Merged! Thanks, everyone!

Off to create a new label for our latest module!

brettcannon avatar Oct 24 '24 17:10 brettcannon

Of to go rebasing my PRs on this now! ("Now" meaning after teaching today, probably)

henryiii avatar Oct 24 '24 17:10 henryiii

Thanks everyone! Eagerly awaiting a release so that PyPI's implementation can be deployed :)

ewdurbin avatar Oct 24 '24 17:10 ewdurbin

I'd like to get a PR for extra validation in before a release, as it's easier to add validation before a release than afterwords. I should know if it's needed and have it added by tomorrow.

henryiii avatar Oct 24 '24 17:10 henryiii

The validation errors I was looking for are included, so good to go from me!

Question, though: would adding a warning if a License :: classifier is present and metadata 2.4+ is encountered be a good idea? Likewise, if 2.4 is set and a classic license is used. I don't see another similar warning in packaging.metadata, though.
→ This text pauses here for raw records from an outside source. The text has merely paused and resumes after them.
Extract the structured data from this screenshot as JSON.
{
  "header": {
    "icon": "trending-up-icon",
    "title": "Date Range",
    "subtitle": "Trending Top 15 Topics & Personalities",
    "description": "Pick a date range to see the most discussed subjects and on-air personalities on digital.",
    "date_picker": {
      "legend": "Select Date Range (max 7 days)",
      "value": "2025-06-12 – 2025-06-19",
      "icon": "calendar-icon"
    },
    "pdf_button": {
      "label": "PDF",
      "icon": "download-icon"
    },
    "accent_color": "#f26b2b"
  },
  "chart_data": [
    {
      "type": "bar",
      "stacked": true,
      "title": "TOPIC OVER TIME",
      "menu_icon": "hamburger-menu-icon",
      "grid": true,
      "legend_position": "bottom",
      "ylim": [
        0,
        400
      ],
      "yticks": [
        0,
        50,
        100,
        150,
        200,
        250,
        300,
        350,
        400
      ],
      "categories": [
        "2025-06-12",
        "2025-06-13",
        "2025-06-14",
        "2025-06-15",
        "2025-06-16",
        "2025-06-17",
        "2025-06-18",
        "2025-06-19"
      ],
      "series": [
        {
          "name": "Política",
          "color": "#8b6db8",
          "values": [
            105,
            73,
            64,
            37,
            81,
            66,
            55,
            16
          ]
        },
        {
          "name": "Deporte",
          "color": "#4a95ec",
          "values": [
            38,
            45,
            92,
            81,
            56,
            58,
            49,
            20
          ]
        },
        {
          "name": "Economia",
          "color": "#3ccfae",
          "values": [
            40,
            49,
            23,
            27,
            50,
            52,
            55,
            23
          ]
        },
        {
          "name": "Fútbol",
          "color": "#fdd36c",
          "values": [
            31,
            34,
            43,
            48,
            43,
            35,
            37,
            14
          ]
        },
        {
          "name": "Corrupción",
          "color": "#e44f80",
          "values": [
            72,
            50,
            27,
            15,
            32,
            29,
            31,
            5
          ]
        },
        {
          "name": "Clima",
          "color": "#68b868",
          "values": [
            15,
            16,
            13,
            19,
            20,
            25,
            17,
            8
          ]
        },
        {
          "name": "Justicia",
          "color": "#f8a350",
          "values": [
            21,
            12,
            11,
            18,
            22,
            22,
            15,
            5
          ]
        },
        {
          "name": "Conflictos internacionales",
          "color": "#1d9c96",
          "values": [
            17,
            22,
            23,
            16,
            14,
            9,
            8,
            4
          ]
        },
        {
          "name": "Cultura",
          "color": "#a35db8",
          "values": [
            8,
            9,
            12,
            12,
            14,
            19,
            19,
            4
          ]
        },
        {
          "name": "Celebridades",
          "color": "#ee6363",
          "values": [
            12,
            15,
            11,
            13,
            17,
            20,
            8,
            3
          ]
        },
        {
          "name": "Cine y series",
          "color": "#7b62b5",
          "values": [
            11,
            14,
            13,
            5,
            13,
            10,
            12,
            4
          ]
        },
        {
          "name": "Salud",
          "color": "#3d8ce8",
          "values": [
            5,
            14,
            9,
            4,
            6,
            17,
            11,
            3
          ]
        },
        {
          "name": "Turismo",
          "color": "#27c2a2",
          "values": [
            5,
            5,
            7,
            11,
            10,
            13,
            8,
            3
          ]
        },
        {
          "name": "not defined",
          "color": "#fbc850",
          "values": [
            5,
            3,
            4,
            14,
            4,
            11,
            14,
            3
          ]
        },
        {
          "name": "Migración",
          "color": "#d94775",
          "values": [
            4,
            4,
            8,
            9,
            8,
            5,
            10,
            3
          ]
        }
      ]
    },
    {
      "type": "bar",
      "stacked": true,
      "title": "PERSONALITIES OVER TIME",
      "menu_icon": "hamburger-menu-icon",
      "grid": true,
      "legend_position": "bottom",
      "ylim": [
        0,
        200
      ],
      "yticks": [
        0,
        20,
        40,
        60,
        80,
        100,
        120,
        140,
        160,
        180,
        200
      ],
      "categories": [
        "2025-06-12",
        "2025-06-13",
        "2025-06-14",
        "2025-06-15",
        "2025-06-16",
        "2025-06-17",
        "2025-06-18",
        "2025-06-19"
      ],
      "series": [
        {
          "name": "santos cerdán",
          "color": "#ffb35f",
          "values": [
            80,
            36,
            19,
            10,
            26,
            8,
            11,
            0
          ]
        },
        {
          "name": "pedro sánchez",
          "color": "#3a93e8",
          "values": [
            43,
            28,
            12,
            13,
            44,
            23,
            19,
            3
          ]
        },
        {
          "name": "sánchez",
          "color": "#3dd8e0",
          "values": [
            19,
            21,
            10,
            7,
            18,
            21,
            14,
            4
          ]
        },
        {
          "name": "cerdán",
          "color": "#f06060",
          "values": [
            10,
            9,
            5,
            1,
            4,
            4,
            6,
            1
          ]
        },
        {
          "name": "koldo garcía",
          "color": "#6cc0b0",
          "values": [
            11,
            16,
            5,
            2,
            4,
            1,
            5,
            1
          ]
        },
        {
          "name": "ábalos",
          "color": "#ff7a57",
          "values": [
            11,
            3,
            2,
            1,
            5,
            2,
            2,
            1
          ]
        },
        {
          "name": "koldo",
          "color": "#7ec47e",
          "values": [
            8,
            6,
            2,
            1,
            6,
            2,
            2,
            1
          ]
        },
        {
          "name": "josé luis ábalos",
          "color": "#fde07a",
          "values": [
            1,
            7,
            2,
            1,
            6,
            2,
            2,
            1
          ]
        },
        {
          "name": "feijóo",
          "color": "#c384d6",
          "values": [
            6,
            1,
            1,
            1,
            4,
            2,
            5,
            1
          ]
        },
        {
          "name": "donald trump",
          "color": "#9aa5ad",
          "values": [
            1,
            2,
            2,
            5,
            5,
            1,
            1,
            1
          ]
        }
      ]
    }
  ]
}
Basically, this: https://github.com/pypa/pyproject-metadata/blob/cb7450073acecefc714cc5de82816799841777b9/pyproject_metadata/init.py#L505-L517

Warning can always be added after a release, unlike errors, so not a blocker at all.

henryiii avatar Oct 24 '24 18:10 henryiii

From the PEP:

If the License-Expression field is present, build tools MAY raise an error if one or more license classifiers is included in a Classifier field, and MUST NOT add such classifiers themselves.

and

If only the License field is present, tools MAY issue a warning informing users it is deprecated and recommending License-Expression instead.

So both of those warnings seem to be inline with the PEP.

ewdurbin avatar Oct 24 '24 18:10 ewdurbin

Yes, that’s where I got the warnings, but they are MAY, I assume we get to pick.

henryiii avatar Oct 24 '24 18:10 henryiii

would adding a warning if a License :: classifier is present and metadata 2.4+ is encountered be a good idea?

It's a hard call for in 'packaging' itself. If we put it in it will definitely come up more, but for a "MAY" it feels like we might be going beyond just being a library.

brettcannon avatar Oct 25 '24 21:10 brettcannon

Please do not emit a warning in this foundational library.

ofek avatar Oct 25 '24 21:10 ofek